Critique de livre : « Mozart en mouvement », de Patrick Mackie
Mozart était-il vraiment si soucieux de refléter les diverses visions de la vie qui traversaient son époque ? Mon intuition est qu’il était beaucoup plus instinctif. Mackie offre un soutien alléchant pour sa prise. Dans quelques lettres révélatrices de Paris, où Mozart, alors âgé de 22 ans, cherchait des possibilités de carrière, il a fait part de ses frustrations face à la culture parisienne à son père, l’imposant Léopold, qui était confiné à Salzbourg. Dans l’un, écrit Mackie, Mozart « imagine écrire un opéra qui apprendra enfin aux Français à l’apprécier, et décrit le » véritable feu « que la pensée inspire et comment ses » mains et ses pieds tremblent d’impatience « . Au lieu de cela, Mozart a canalisé son ambition et sa colère contrecarrées dans une composition révolutionnaire, la sombre et turbulente Sonate pour piano en la mineur, une œuvre qui, alors que Mackie entend la musique, «se remplit de ces émotions et pulsions livides, et se charge de leur donner un sens aussi. ”

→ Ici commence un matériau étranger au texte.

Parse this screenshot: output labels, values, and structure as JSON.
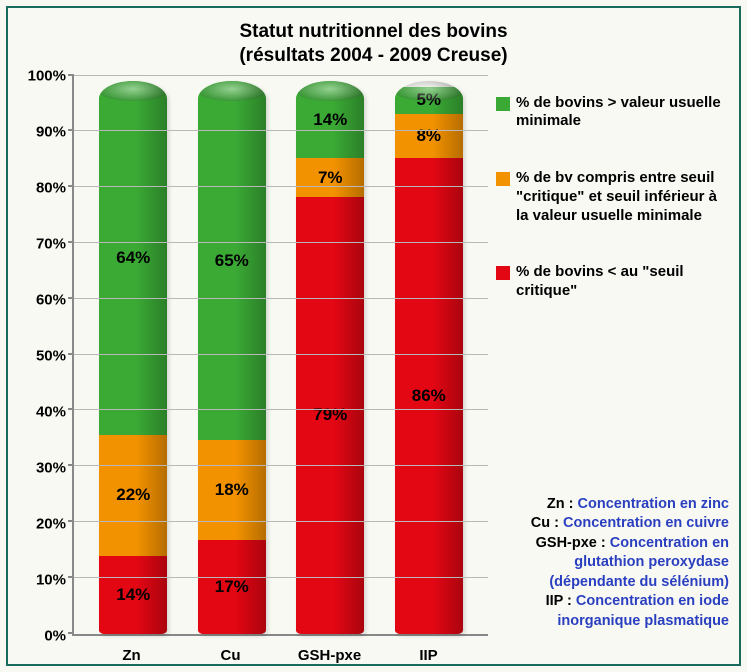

C’est à travers des descriptions détaillées, longues et étendues de la musique de Mozart que Mackie transmet ses idées et structure le livre. Il s’attaque à un nombre considérable d’œuvres, des opéras révolutionnaires aux pièces pour piano trompeusement plaisantes. Même quand il essaie trop fort, taquinant sans vergogne les associations et les sous-textes dans la musique, je me suis retrouvé à participer à l’aventure. À son meilleur, son écriture est fraîche et imaginative, montrant un sentiment pour le caractère musical et le récit dramatique d’une pièce. La grande messe en ut mineur de Mozart, écrit-il, « combine une monumentalité déferlante avec un vertige athlétique », ajoutant : « Elle a l’impression d’une église dont les traits lèvent le regard si haut que l’architecture se confond avec le vertige.
Tout au long du texte, il se plie dans des lectures astucieuses de Kant, Diderot et Goethe, ainsi que des récits acérés de la politique tendue de la cour de l’empereur autrichien Joseph II à Vienne, où Mozart a vécu sa dernière décennie (mourant en 1791 à 35 ans). Mais les descriptions musicales sont centrales.
Présentant la séduisante Sinfonia Concertante en mi bémol de Mozart pour violon, alto et orchestre, Mackie note que lorsque le vieil ami vénéré du compositeur, Haydn, était à Vienne, ils passaient des soirées informelles à jouer des quatuors à cordes avec des collègues, et Mozart réclamait généralement la partie d’alto. Dès le début, ce concerto non conventionnel « incline sa méditation sur les deux instruments vers le partenaire le plus humble et immersif », écrit Mackie. Allant plus loin, il affirme que la partie d’alto « finit par réinterpréter ce que la musique soliste est censée être ». Loin de s’élever au-dessus de l’orchestre comme les violons solos ont tendance à le faire, les couleurs de l’alto « scintillent ou éblouissent ou nagent directement au cœur du son », suggère Mackie ; c’est « comme regarder la lumière du soleil se frayer un chemin à travers de riches nuages ».
Bien qu’évitant un récit chronologique, Mackie offre des portraits perspicaces des intimes, des collègues et des concurrents de Mozart. Constanze, sa femme, s’est montrée « ingénieuse et bouillante et magnifiquement solide » au cours de leur décennie ensemble, écrit-il. Il est particulièrement perspicace à propos de Léopold, compositeur, violoniste et pédagogue de violon renommé qui a occupé une série de postes musicaux à la cour de l’archevêque de Salzbourg dont, en vérité, il s’est senti contraint. Les histoires de Léopold et de sa femme, Anna Maria, emmenant le très jeune Wolfgang et sa sœur aînée précocement douée, Maria Anna, dans des tournées ardues en Europe pour présenter les prodiges sont souvent racontées. En regardant plus profondément, Mackie demande avec audace : « Léopold était-il passionnément dévoué au développement du talent de son fils ou imprudemment déterminé à en exploiter chaque jus ? Pour Mozart, qui n’a jamais cessé d’essayer d’être un bon fils, le problème est venu de la vision limitée de son père. « Leopold voulait que son fils soit le meilleur compositeur pour faire le genre de choses que tout le monde faisait », écrit Mackie.